I hope that the authors will find my comments constructive and useful.

Declaration of competing interests: I declare that I have no competing interests' in your report.

Reviewer's report 3

Tzachi Pilpel, Weizmann Institute of Science Rehovot, Israel

Reviewer Comments

The authors study the problem of identification of targets for human transcription factors. They use state-of-the-art classifier to predict interactions based on training sets and identify thousands of new potential interactions. They focus on two particular cases of factors involved in cancer progression and among their targets on particular potential anti-apoptotic representatives.

Over-all this is a very well-written and interesting paper. The methodology is sound and robust. Various sources of information, including conservation and robust k-mer statistics are effectively utilized.
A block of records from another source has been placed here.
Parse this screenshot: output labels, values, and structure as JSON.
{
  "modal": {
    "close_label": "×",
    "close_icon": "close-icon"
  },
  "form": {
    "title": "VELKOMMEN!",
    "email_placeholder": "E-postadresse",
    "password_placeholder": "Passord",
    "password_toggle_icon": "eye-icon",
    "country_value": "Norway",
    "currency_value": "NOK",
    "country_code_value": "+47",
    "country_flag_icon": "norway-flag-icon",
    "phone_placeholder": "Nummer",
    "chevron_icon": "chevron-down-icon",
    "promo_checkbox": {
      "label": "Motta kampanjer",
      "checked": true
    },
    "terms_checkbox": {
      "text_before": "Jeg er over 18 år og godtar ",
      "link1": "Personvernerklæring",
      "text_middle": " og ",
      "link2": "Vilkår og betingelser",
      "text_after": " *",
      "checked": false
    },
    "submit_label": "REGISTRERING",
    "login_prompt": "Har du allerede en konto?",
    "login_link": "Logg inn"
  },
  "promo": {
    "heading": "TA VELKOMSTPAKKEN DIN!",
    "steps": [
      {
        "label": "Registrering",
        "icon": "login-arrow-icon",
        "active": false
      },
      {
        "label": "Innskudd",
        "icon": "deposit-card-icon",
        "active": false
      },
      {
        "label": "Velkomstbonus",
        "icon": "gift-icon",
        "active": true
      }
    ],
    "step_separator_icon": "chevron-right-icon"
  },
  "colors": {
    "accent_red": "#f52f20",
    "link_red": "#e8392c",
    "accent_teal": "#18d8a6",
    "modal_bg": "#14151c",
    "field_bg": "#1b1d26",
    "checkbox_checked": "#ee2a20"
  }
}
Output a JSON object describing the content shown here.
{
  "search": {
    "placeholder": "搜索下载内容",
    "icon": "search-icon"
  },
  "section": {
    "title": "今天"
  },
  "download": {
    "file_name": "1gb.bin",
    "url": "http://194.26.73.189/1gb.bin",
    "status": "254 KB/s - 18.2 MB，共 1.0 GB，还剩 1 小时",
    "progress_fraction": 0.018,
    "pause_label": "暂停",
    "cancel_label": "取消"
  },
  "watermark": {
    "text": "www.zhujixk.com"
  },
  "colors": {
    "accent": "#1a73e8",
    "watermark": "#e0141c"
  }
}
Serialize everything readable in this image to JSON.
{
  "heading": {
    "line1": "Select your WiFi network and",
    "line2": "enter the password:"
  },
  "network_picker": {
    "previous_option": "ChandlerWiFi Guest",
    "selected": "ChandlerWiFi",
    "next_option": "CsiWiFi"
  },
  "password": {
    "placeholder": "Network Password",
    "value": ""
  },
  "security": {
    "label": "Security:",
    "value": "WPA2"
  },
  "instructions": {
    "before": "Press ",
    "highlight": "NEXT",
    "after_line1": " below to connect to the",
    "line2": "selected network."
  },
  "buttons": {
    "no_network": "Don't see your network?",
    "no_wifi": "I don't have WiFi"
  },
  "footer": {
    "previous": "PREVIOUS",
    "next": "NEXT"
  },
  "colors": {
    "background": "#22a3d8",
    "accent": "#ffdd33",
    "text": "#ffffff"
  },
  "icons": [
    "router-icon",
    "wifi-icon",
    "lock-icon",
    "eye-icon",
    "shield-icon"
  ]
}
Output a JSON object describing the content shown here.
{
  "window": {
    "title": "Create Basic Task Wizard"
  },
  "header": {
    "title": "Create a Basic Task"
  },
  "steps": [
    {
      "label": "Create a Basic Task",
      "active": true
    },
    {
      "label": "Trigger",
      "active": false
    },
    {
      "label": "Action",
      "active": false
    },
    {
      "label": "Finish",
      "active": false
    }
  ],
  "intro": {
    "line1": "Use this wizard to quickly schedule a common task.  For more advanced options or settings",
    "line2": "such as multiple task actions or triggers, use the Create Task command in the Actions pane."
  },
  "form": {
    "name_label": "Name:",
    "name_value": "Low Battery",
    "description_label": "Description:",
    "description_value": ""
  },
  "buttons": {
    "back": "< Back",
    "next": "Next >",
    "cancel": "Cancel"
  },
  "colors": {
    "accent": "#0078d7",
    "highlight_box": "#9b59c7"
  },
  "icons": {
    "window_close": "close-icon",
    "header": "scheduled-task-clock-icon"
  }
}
The final output from the paper should be of wide interest, even beyond the cancer-related applications. As such the paper would add nicely to a growing body of data on human transcription factors and their targets. Two minor comments are:

1. I can t see how the current title of the paper "In Silico Regulatory Analysis for Exploring Human Disease Progression" reflects in main contribution. Particularly I think that delineating "disease progression" would amount to more than is shown here. On the other hand the title gives no clue about the actual content of the paper.

2. Despite an unusually high number of paper cited, I missed a mention of one of the best characterized cases of a mutation in human transcription factor with a clear implication in cancer – Cell. 2004 Nov 24;119(5):591–602

[Authors Response]

We thank Dr. Pipel for his thoughtful criticisms. Please see our response for Dr. Kuznetsov which addresses the comments about the manuscript title. We have updated our manuscript to recite the Cell reference kindly provided by Dr. Pipel.